Bloomberg Businessweek spotlights CMC alumnus Jay Flatley, CEO of Illumina
It’s not hard to imagine this as a sci-fi movie, maybe Tom Cruise is the hero, trying to out-maneuver a team of scientists who are trying to steal his genome. It's embedded in a microchip he’s locked into his briefcase, and maybe the science folk want to replicate a rare genetic variant of his for––uh––not-so-noble biomedical reasons. That you could carry your genome––your entire genetic makeup–– in the palm of your hand may sound more light years away than palpably present. Or that variables in a person’s DNA are just a touch-screen-swipe away… (Really?) Really.
CMC alumnus Jay Flatley ’74 P’03 is among those on the frontline of this rapid acceleration in biotechnology. As CEO of Illumina, a multiple Fortune “Fastest-Growing” Company designee, Flatley is helping guide the production of machines dominating the genome-sequencing market. These are the machines, essentially, that are making it possible to collect, analyze, and apply a person’s full biological information. This sequencing has been particularly helpful in managing the care of cancer patients. “Cancer is a disease of the genome,” Flatley says. “Once you understand the mutation patterns of cancer, you have a much broader tool set to go and attack that disease.”
Illumina’s new HiSeq X (“High Seek 10”), in fact, is reported to be the “world’s first DNA-crunching supercomputer,” designed to make genome sequencing more affordable than it’s been. According to Bloomberg Businessweek, the price tag for sequencing a human genome is currently $10,000. With HiSeq X’s arrival, the price will drop to $1,000 in a few years, says Flatley, who was featured in the magazine’s Jan. 15 Technology section.
(Read the full interview with Bloomberg Businessweek writer Ashlee Vance.)
In a video accompanying the Bloomberg story, Flatley says getting the price of genome sequencing to a psychologically comfortable number was crucial––especially in terms of market expansion. “If you think about it, if you can get the right treatment to a patient for under $5,000, compared to the cost of getting the wrong treatment--and many of the cancer drugs today cost $5,000 to $10,000 a month--the health-economic benefit of that is enormous, not to mention the benefit to the patient in getting a drug prescribed that is actually going to have some positive effect on that patient.
“We think sequencing is going to become absolutely pervasive,” Flatley says. “And clearly that’s our goal as a company, to provide technologies that span the breadth requirements of the market, and have features that apply to all of the different market segments.”
Believe it or not, there’s also––yes––an app for that, which is why that technology is a swipe away.
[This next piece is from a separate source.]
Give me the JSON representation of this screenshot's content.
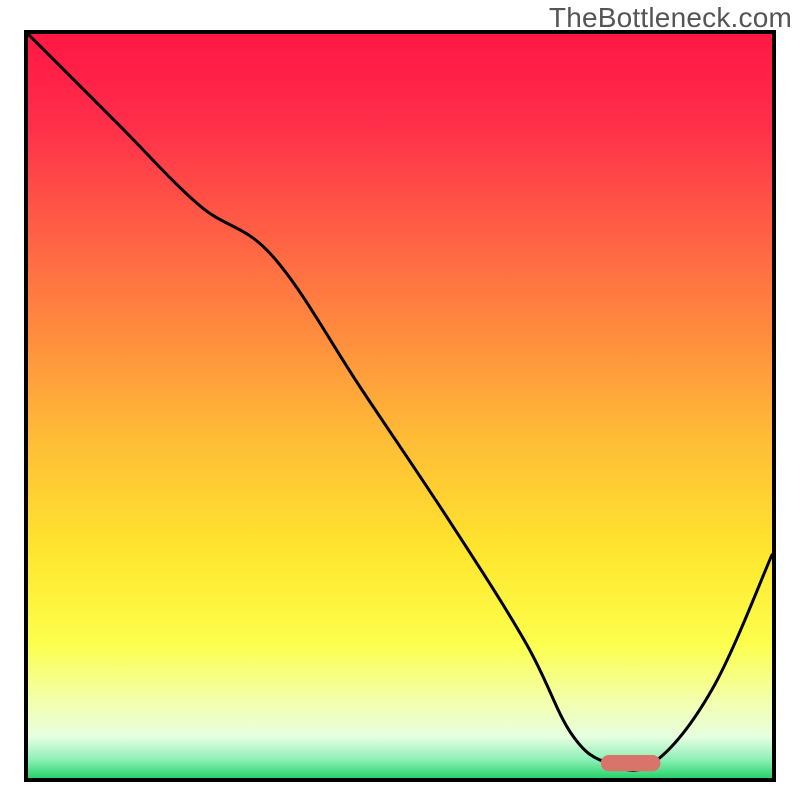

Illumina’s developed an app that allows a person to carry their whole human genome on their iPad, to share with physicians. (Flatley revealed some of that technology during a genome symposium in 2012. Watch it on Youtube.) The app is attempting to make user-friendly a massive amount of data that most physicians and consumers don’t yet know how to interpret.
Flatley visited CMC in 2012 and spoke at the Athenaeum. (Watch his presentation.) He was an economics-engineering major while at CMC and after three years, transferred into the industrial engineering program at Stanford, which enabled him to earn undergraduate degrees from both schools, while simultaneously working toward his master’s at Stanford.
“My CMC education was at least as important, if not more important, than the engineering work I did at Stanford,” he has said. He initially planned to be a management consultant, but during a job fair, his last interview was with a small laser company, and he ended up taking the offer. “It was the first time I had ever met someone who was an entrepreneur,” Flatley said of the mid-1970s. “We didn’t have classes in entrepreneurship back then… I got the bug and … decided to take the plunge and go into a small company.
The job would expose him early in his career to many different disciplines, including his first foray into the life sciences in 1987. In summer 1999, he joined San Diego-based Illumina, which was then developing micro rays. The company went public in 2000, raised $100 million, and enlisted a team of 40 people “three years away from our product––something you could never do today,” he said.
Matthew Ferber, director of the Molecular Genetic Laboratory at the Mayo Clinic, attended the 2012 genome symposium with Flatley.
“We recognize how absolutely transformational this next generation sequencing will be to the clinical process,” Ferber said. “This is akin to landing on the moon. We are actually going to transform medical care with this discovery.”